If you bought and held Smith & Wesson stock on the day President Barack Obama took office, Jan. 20, 2009, you’ve made more than a 750 percent gain. If you bought Sturm, Ruger, your gains are even higher, at nearly 860 percent plus a hefty stream of dividend payments.

Those seeking more signals to whether their gun-related investments will continue to be the cash cow they’ve been for the past eight years — or whether the American public has engorged itself adequately on firearms after a yearslong bacchanal —  will get a chance when Smith & Wesson Holding Corp. (NASDAQ:SWHC) reports its fourth-quarter and full fiscal 2016 financial results on Thursday after markets close in New York.

Analysts polled by Thomson Reuters expect the Springfield, Massachusetts-based company to report for the three months ending April 30 a profit of $29.7 million, or 53 cents per share, up from $21.9 million, or 40 cents per share, in the same period last year. Sales are expected to rise to $214.5 million from $181 million in the year-ago period.

The company’s fiscal fourth quarter, the spring, encompasses most industry events of the year and tends to be the strongest. Early last month, Sturm, Ruger firmly beat earnings estimates at $1.21 per share, above Wall Street’s forecast of 96 cents.

But last month, data from the FBI showed a 13 percent month-over-month plunge in criminal background checks, a proxy measure of new-gun sales, from 2.1 million to 1.9 million. The figures pushed share prices down on concern that a long surge in demand may be peaking. U.S. new-guns sales in December were among the highest in nearly 20 years, at 1.5 million units, according to the New York Times.

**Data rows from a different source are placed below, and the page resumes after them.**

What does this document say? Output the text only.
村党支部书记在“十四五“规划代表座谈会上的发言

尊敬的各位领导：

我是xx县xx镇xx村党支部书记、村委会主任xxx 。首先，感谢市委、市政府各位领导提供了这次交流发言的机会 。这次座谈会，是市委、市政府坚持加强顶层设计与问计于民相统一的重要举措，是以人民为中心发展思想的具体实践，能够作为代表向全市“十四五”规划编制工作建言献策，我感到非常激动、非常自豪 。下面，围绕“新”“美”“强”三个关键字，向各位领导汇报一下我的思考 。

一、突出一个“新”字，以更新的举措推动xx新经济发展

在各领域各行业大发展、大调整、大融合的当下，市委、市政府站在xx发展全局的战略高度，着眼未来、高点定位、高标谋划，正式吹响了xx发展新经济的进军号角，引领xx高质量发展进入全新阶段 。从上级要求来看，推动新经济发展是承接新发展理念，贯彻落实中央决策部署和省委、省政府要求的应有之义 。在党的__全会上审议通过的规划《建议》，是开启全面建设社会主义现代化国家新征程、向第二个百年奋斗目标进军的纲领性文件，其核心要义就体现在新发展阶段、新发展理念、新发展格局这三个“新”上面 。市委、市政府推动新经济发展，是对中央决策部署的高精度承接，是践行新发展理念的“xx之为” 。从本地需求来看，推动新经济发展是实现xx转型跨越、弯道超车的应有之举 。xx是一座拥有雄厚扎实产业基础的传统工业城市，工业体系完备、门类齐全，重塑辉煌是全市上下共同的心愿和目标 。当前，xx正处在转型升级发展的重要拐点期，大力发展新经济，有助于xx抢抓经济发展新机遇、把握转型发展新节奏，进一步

Firearm sales have surged in the Obama years on fears that a string of mass shootings under a Democratic president would lead to efforts to restrict gun sales. Monthly gun sales hit an all-time high of 2 million in January 2013 following Obama’s re-election and the December 2012 massacre in Newtown, Connecticut, which elevated calls for a ban on assault-style semiautomatic rifles like the AR-15 and its derivatives like Smith & Wesson's M&P15 — which has been used in some of the bloodiest mass shootings in recent history.